By Eric Berdeaux, OXIAL and Frederic Ponzo, GreySpark Partners
The second iteration of the EU’s Markets in Financial Instruments Directive (MiFID II) is one of the most talked about pieces of legislation in the capital markets industry, intended by the EU to bring new levels of transparency to buyside and sellside trading activities across all the major asset classes.
However, some buyside market participants have been slow to respond to the need to begin implementing the directive’s requirements into their markets-facing and operational activities, claiming that their EU member state-level regulators have not provided them with enough information around the practicalities of how to do so.
Specifically, 54% of EU-based asset management firms do not believe that they were given enough information by their national competent authority (NCA) on how to respond appropriately to MiFID II’s requirements, according the findings of a survey covering 562 European asset managers conducted by market research aggregator RSRCHXchange.
According to the survey, only 7.1% of the 562 asset managers claimed that they will be MiFID II-compliant in time for the Jan. 3, 2018 deadline, while 44.2% of the survey respondents said that they are still planning to wait until after the compliance deadline passes to begin implementing the regulation’s mandates.
It’s of the highest importance for asset managers – as well as all EU capital markets entities covered by MiFID II – to achieve a level of clarity urgently as to the precise nature of their MiFID II compliance requirements and to then put in motion an operational plan to act on those needs.
Ignorance is not an excuse
Many bank and non-bank trading firms cite a lack of information about MiFID II’s requirements as an excuse for not addressing them, while others admit to simply not being prepared for the January 2018 compliance deadline.
However, the reality of a firm’s lack of MiFID II preparedness is typically more complex than simple excuses relating to a lack of awareness of the directive’s specific mandates and the effect that they are likely to have on the business and trading model. For any firm, achieving MiFID II compliance is a complex affair that requires mastery over the company’s internal and external trading data and client data, all of which demands that effort be refocused away from making money for clients.
MiFID II cannot be approached as a one-off project
In many cases, trading firms are approaching MiFID II implementation as a one-off project. However, when viewed in totality alongside complementary EU directives and regulations such as the General Data Protection Act, the Market Abuse Directive and Regulation, and updates to the UCITS and PRIIPs requirements, achieving compliance with the Markets in Financial Instruments Regulation (MiFIR) – which is the rule set that NCAs must use to implement MiFID II at the EU member state level – means that many trading firms are facing a lengthy, on-going process of being compliance ready for decades to come. Instead, MiFID II signals the start of a new era of regulation in which compliance is a perpetual operational activity that must be continually managed and run effectively.
To do so, trading firms needto be systematic andup-to-date with the specific actions that they must take on a case-by-case basis. This work can be done using a spreadsheet, database or SharePoint, but it requires human input, and humans are fallible. But, if firms use automated tools that take away the hassle of managing compliance, then the risk associated with falling out of compliance is managed significantly more efficiently.

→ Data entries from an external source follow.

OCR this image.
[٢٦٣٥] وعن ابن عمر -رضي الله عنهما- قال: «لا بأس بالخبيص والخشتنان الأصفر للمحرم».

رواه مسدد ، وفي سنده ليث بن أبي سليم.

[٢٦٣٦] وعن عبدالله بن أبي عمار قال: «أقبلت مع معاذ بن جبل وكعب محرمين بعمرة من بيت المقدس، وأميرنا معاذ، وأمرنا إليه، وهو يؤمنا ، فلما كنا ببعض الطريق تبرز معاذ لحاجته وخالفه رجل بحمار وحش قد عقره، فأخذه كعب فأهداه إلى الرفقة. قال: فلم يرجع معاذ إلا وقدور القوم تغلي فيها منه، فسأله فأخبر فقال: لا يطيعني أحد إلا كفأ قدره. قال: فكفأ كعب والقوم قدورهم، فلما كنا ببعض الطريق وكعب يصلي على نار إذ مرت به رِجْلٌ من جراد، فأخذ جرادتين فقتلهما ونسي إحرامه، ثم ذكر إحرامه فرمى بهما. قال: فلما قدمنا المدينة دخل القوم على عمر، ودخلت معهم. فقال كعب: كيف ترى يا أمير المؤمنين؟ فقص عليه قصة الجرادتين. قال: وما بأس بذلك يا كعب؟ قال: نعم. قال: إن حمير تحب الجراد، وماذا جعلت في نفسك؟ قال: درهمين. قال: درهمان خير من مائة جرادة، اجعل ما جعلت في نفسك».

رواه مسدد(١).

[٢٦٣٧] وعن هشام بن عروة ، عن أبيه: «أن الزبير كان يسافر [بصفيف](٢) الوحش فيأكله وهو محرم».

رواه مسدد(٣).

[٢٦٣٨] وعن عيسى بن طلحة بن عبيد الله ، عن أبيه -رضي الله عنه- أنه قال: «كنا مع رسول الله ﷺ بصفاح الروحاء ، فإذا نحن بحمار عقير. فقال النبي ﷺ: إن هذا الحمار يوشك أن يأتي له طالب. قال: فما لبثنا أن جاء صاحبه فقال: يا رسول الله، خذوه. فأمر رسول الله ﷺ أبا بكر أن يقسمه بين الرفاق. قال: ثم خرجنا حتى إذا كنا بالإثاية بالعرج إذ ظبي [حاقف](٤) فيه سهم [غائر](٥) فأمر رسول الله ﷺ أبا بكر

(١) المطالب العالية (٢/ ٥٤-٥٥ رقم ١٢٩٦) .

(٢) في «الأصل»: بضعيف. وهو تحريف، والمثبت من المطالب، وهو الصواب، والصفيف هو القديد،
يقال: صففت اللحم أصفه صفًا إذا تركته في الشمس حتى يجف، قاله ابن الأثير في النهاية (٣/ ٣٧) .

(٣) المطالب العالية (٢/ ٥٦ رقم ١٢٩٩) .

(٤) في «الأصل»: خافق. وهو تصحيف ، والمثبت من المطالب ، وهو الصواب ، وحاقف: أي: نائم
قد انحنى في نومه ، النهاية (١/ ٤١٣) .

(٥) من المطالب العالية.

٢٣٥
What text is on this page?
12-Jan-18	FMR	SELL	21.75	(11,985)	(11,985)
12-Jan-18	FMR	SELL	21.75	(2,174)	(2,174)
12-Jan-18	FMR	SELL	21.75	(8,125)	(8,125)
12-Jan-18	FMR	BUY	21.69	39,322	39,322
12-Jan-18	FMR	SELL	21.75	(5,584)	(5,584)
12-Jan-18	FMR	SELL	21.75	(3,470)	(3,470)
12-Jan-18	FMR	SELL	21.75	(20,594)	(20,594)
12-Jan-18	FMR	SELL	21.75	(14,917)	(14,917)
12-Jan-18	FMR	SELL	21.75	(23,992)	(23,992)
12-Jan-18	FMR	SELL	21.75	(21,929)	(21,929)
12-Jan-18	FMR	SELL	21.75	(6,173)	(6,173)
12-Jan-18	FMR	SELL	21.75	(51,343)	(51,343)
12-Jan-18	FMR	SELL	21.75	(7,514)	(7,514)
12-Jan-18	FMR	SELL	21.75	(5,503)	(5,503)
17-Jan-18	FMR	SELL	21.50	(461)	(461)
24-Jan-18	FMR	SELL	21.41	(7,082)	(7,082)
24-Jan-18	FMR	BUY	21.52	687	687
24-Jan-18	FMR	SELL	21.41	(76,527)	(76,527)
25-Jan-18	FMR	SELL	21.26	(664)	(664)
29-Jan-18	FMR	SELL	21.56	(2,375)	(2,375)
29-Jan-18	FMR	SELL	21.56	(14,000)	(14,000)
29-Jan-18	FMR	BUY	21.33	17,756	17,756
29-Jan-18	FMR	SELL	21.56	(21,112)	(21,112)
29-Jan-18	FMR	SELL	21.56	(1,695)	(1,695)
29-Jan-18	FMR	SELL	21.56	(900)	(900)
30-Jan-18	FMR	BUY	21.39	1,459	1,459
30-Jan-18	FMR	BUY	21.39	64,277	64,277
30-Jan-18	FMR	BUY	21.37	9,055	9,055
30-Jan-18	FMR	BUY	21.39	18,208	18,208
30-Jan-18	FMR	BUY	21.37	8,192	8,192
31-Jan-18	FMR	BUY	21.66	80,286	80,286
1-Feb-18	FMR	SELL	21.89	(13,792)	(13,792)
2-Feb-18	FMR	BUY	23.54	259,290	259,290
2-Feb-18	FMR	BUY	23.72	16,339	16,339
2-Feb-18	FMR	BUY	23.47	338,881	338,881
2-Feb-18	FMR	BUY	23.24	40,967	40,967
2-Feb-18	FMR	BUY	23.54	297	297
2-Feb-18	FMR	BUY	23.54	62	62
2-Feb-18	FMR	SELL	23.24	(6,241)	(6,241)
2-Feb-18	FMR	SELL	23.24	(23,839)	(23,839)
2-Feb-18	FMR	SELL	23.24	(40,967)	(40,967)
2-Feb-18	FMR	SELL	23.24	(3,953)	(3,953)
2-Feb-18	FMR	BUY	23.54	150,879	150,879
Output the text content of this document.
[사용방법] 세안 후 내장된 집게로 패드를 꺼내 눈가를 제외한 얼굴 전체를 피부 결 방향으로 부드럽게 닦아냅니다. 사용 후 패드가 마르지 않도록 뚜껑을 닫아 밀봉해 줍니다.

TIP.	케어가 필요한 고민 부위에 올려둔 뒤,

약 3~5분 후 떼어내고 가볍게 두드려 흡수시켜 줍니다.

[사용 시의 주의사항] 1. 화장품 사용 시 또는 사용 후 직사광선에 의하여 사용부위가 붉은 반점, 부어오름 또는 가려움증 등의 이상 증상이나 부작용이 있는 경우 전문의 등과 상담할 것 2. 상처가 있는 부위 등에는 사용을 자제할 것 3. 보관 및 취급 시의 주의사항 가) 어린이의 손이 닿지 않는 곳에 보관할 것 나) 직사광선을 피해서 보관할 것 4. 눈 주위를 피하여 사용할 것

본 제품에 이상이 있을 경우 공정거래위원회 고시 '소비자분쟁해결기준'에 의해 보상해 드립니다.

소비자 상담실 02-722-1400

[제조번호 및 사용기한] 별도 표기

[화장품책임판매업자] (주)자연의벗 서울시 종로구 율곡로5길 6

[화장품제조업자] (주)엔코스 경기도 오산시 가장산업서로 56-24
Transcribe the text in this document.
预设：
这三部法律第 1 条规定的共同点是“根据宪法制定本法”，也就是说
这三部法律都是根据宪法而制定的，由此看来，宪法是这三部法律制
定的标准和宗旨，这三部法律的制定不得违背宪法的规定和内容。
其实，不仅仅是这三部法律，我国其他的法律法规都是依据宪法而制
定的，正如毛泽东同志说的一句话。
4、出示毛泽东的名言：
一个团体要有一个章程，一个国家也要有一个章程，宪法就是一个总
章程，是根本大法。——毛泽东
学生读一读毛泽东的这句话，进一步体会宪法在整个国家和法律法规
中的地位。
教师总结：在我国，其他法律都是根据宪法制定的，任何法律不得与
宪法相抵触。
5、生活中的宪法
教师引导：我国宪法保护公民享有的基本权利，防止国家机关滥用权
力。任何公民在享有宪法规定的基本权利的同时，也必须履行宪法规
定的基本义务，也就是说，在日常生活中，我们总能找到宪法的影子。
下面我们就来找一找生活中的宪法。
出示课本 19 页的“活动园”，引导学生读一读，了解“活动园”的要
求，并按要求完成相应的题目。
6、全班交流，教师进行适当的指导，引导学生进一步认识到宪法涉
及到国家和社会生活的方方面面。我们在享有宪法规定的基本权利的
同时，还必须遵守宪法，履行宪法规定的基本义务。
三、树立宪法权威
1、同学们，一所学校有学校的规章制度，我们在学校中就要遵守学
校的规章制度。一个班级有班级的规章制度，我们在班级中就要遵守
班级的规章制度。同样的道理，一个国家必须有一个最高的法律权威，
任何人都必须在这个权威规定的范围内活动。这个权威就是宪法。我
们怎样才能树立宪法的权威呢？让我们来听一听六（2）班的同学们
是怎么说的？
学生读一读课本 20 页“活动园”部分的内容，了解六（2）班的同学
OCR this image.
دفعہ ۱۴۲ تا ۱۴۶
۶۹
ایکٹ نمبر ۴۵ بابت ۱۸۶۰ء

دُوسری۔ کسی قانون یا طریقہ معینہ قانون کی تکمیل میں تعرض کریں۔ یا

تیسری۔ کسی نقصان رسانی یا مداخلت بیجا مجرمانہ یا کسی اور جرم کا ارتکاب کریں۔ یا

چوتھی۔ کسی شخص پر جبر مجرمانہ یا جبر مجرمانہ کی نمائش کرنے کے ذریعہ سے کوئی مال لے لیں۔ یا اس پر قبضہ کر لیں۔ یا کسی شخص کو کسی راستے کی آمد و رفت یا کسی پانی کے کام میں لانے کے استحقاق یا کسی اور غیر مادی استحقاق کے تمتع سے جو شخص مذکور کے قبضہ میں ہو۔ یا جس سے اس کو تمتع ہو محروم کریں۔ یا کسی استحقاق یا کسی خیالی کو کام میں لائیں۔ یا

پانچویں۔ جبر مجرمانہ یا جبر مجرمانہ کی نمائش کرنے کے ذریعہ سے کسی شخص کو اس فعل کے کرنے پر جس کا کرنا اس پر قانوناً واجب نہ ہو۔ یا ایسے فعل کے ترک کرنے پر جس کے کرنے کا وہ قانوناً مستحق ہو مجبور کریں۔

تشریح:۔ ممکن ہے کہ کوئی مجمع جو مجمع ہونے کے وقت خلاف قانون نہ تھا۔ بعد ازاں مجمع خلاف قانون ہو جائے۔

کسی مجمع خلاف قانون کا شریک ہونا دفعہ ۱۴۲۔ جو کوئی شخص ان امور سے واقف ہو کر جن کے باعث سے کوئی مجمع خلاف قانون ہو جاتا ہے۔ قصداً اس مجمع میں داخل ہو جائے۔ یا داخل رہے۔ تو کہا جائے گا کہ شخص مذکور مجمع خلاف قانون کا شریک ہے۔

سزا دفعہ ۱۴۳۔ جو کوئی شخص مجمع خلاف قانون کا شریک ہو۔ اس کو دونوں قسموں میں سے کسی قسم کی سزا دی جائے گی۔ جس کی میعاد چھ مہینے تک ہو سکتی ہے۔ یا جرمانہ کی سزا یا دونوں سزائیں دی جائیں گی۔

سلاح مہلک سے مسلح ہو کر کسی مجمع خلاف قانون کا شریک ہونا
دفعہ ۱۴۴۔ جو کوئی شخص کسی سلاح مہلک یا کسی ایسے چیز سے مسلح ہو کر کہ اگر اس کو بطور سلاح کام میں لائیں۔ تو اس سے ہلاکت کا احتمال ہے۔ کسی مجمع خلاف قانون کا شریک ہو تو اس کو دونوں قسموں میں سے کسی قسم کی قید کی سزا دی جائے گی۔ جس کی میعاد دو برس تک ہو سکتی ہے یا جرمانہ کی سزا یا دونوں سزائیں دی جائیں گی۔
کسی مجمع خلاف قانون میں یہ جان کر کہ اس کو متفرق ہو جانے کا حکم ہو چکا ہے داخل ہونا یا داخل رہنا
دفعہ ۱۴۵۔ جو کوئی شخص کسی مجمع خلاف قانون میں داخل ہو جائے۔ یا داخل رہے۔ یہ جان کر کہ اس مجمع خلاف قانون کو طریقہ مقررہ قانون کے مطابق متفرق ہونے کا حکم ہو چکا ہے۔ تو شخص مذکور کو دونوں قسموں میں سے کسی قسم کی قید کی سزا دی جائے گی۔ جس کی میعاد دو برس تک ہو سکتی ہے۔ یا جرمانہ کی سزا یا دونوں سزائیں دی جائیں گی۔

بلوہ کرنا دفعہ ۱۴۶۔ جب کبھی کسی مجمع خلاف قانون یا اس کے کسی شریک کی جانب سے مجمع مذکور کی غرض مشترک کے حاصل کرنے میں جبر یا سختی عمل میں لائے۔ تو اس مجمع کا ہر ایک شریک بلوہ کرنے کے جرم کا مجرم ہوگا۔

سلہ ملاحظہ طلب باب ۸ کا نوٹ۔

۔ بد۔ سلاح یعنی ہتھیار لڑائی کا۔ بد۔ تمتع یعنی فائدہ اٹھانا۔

Getting started – if you haven’t already
The first step in achieving MiFID II compliance is to assess which areas of the trading firm’s business face the most complex implementation tasks and to then prioritise those tasks appropriately.
First, the business should look at its overall governance systems; specifically, it must work to answer questions such as‘What is the current structure and process around governance? Who is responsible for what?Who is in charge?’ and, crucially,‘Who is liable for non-compliance?’At a more granular, operational level, firms trading algorithmically must understand how MiFID II changes the rules around how different algos are governed.
Second, it is vital for the business to know its entire estate; specifically,‘What do you have?’ and ‘Where are the holes?’To answer these questions, a complete inventory of all automated trading tools, algorithms and models will stand any firm in great stead when readying itself for MiFID II. This exercise must be thorough – it is worse to perfectly document 90% of your estate than to partially document 100% of it.
You also need to dedicate resources to do the work, to take the first pass at logging all the required information.Relying on traders to give up time from their day jobs is a recipe for disaster, and so this element needs a bespoke resource to manage it effectively.
For any trading firm failing to comply with MiFID II, there will most likely be some initial leniency from local and EU-level regulators as long as organisations can demonstrate that they are making progress. But, beyond a short-term grace period,regulators are bound to levy heavy fines or even the retraction of a passporting license.
This means that any organisation affected by MiFID II must lose the complacency, not hide behind a perceived lack of information about requirements, pull their finger out and get started ASAP.